PENCIL SKETCHES
of CHARACTERS and PLACES in
CAST YOUR OWN SHADOW
Danché as four-year-old, winter storm, 1917.
Front of Danché's home in Philonika, Macedonia Greece.
Old and faded sketch of Dedo Petro, soldier for Greece, circa 1890. This is the rifle 16-year-old Danché takes with him in 1930 on hunt for rogue policeman Kararlambros.
Sosia as an infant, Vouellenika, Macedonia Greece, 1922.
Five-year-old Sosi in Vouelenika, Macedonia Greece, 1927.
Danché's hometown, Philonika, Macedonia Greece, 1930.
Sosia's hometown Vouellenika, 1930.
Karalambros. Danché kills this rogue policeman to avenge the brutal attack on his mother. Afterward, Danché must flee Greece to escape retribution.
The Harbor at Thessaloniki. The pictures show the comercial harbor, the people's promenade, and the famous White Tower. Danché flees here and tries to secure a job aboard a ship bound for America. Traveling without credentials or proper identification, the felon guarantees only that he is in for rough sailing.
After months of servitude aboard an illegal ship, Danché reaches cosmopolitan Barcelona and escapes his captors. When he falters while ineptly posing as a respectable traveler in an elegant hotel, Danché takes refuge with a highly regarded prostitute named Amarantha.

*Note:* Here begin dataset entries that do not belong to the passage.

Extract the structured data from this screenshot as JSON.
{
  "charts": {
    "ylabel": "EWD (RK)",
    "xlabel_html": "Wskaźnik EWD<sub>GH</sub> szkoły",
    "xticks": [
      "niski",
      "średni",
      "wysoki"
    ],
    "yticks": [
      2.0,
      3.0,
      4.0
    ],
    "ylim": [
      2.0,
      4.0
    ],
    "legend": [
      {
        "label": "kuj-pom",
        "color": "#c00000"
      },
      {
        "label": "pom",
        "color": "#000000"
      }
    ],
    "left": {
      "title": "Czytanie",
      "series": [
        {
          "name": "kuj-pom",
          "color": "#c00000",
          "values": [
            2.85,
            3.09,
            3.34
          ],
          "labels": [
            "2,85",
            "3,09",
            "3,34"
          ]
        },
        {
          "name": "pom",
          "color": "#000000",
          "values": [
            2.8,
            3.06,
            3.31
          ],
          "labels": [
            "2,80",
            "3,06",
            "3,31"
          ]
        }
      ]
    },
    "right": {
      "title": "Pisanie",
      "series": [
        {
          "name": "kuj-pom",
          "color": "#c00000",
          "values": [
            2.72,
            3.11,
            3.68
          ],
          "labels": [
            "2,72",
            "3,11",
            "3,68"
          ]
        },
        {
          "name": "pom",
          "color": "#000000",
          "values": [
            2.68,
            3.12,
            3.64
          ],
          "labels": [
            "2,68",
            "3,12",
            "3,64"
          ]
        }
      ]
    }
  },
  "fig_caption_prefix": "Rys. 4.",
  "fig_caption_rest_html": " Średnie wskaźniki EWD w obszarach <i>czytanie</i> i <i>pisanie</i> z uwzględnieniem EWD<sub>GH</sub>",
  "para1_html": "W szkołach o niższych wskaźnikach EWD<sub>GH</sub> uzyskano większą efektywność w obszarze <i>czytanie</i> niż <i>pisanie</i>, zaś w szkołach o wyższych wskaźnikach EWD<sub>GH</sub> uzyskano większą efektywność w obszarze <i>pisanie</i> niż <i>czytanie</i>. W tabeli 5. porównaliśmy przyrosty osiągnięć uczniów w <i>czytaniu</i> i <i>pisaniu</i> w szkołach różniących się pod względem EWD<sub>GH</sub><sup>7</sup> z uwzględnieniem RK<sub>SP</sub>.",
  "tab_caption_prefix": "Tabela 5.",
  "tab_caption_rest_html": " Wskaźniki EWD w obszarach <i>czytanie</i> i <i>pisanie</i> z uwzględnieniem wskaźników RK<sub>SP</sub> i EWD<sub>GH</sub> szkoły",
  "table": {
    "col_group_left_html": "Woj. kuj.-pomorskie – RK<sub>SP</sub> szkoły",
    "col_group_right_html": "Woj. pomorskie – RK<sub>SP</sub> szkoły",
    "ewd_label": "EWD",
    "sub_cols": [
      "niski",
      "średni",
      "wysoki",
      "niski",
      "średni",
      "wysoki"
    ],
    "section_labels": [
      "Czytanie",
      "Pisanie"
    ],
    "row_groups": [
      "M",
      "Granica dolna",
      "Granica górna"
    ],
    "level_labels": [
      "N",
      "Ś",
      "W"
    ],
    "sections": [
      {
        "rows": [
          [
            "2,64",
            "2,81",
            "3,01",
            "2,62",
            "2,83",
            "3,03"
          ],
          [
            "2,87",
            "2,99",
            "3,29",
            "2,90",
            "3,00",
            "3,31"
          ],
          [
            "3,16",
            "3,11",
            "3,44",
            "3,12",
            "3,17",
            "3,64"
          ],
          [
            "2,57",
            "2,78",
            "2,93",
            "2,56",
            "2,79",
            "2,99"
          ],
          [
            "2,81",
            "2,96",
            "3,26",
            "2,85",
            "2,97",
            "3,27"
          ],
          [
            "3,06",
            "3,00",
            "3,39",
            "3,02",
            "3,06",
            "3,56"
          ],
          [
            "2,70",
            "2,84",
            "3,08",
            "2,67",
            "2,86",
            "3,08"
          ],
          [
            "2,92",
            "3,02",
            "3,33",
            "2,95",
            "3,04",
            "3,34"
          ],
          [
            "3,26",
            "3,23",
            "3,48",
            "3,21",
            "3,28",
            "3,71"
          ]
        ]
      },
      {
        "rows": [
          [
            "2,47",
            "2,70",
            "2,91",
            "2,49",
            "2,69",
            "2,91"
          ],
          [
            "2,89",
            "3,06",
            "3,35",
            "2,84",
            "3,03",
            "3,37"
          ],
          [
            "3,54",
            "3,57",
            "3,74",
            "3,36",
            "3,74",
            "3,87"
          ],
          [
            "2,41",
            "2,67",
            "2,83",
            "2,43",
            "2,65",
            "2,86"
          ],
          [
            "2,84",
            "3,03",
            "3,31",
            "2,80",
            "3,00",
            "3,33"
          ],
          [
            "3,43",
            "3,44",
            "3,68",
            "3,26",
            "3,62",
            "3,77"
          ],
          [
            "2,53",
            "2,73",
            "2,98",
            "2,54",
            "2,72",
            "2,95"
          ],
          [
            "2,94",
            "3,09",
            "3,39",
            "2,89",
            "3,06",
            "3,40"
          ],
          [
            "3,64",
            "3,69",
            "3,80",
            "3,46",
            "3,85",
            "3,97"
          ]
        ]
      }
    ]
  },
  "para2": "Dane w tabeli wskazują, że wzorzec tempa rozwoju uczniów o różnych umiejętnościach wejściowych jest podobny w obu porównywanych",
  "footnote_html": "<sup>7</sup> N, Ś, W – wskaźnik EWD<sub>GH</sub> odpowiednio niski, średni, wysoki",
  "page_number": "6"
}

Fascination with Amarantha nearly causes Danché to abandon his quest to go to America and confront his father, but she convinces him otherwise. After an adventuresome journey through civil war Spain and a French countryside wary of interlopers, he finally reaches Ireland where he boards another illegal ship of questionable seaworthiness and travels to Newfoundland, Canada.
After a difficult journey through Canada to the U.S., Danché's search for his father leads to Iowa before he backtracks to Toledo, Ohio where his father is most unwelcoming. Alas, the wayward son discovers that life on the street as an illegal allien is unbearable, and he reluctantly joins his father until he can find the means to be independent. Here, father and son pose pretentiously.
While Danchè struggles unhappily with a father who treats him as undeserving of love and respect, Sosia grows up in a loving family with unbounded acceptance and encouragement. As she matures, her father's tender and warm stories of the "miracle of her birth" bear a mysteriousness that causes her to wonder, particularly when she learns about refugee Greek children and Ottoman atrocities and genocide that occur around the time of her birth.